The semester is wrapping up, day by day getting a little closer to the exam that ends my sophomore year.

Currently I am sitting in the library, waiting for the next run of severe weather to head our way, completely brain dead from the loads of studying I just did.

Yet still I can find bliss.

I can find bliss in being next to one of the most important people in my life: knowing he is there to hold me when I’m afraid, keeping me calm in the storm (literally), and providing me with sweet words and coffee. He seems to really get it, you know?

The way to my heart.

I feel like I could write about him for days, going on and on about how much he means to me. How he is the bliss in my life.

I could talk about the countless things he does to spoil me, to express his love for me, and to hold me accountable.

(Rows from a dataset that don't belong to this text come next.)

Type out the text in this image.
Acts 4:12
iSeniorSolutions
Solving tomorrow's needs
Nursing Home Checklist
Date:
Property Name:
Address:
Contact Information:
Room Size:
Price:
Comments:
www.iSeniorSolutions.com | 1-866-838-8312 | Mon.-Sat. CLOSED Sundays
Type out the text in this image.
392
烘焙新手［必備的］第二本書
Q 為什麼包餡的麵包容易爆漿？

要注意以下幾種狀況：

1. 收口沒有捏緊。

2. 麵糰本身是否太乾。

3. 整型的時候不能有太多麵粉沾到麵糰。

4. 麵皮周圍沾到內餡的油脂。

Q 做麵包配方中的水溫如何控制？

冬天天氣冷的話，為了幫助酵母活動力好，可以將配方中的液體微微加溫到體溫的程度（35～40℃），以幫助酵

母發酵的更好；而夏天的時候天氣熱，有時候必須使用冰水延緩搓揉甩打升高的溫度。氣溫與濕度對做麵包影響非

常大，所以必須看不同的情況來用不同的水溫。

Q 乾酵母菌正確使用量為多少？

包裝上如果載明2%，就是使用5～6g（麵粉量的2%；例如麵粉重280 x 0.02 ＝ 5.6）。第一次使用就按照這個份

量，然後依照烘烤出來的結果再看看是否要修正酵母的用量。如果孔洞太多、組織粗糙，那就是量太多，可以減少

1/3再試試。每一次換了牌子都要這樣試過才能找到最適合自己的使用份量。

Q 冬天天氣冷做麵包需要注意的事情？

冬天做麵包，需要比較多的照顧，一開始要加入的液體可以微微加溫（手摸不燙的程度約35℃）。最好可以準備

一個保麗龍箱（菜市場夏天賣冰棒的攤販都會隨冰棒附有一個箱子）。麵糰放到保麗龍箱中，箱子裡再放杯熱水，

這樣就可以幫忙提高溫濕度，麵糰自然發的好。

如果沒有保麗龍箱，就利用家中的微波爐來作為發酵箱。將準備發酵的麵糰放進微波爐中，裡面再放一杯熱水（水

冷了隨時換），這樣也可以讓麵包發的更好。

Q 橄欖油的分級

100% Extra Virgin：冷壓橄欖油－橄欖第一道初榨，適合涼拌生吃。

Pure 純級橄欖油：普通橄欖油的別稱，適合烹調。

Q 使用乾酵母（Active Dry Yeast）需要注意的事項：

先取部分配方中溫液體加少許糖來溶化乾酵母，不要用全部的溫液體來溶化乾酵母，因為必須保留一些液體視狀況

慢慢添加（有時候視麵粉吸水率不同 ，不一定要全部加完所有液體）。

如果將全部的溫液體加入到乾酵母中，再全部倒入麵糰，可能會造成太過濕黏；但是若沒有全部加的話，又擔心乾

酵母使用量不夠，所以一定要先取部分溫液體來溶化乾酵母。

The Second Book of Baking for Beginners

That last one gets me, though.

Never in my life have I had a relationship so centered around the Lord that they would hold me strictly accountable to the things I ask. That’s how it should be, though.

So I pretend to get mad at him, I pout and I bring out my puppy dog eyes, just attempting to win.

But I never do, and I never will.

Because he knows to hold me accountable is what’s right and true.

So Jesse, since I know you need to hear it,

THANK YOU for holding me accountable. THANK YOU for not letting me win.

It shows your heart for me.

I hope you see my heart for you.

This blog has really become my heart. You who read it know that. You pretty much all know my life.

Well, I guess I have been away for quite some time, now. But that’s only because I have had so much school to focus on.

But now you can hear my heart again, and let me tell you, nothing but good has come to my heart.

That overflow I’ve had? It’s grown.

That joy? It’s radiating.

The love? It’s pouring out.

The confrontation and conflict I faced? It lead me to a place where I have grown and abided in the Lord.

The fear of not knowing where to go next? I found where to pour out, and found patience in doing so.

Standing firm? I’ve learned the importance of holding my ground in my faith.

The redemption? I have found its true meaning- its root.

The grace? It’s like an ocean. I’m caught in its rhythms.

Those hopes for the future? My career is already beginning.

My identity? I know who I am and I let it show.

My heart for those with low self worth? I have learned the gift of affirmation. I give it.

Freedom? For it is in Christ that I am free, always. Freely give, but also freely receive.

My art? I realized that I have a gift, so I strive to use it for others and to glorify God.

My music? My heart and passion for worship have been like a re-kindled flame in my life.

My family? I love them more than words. They are my building blocks.

My relationship? It is absolutely the best thing that could ever happen to my life, others even say. Never have I found so much inspiration, motivation, and light in a relationship. People say they’ve never seen me be so much of myself as they do now in this relationship. They say they see growth in the Lord and complete joy.

Bliss- I am freely receiving it, and here I lay down my heart, freely giving it.

My relationship with God? It grows every day. How I love Him, so.

“Your love is like radiant diamonds. Bursting inside us, we cannot contain. Your love will surely come find us, like blazing wild fires, singing your name.”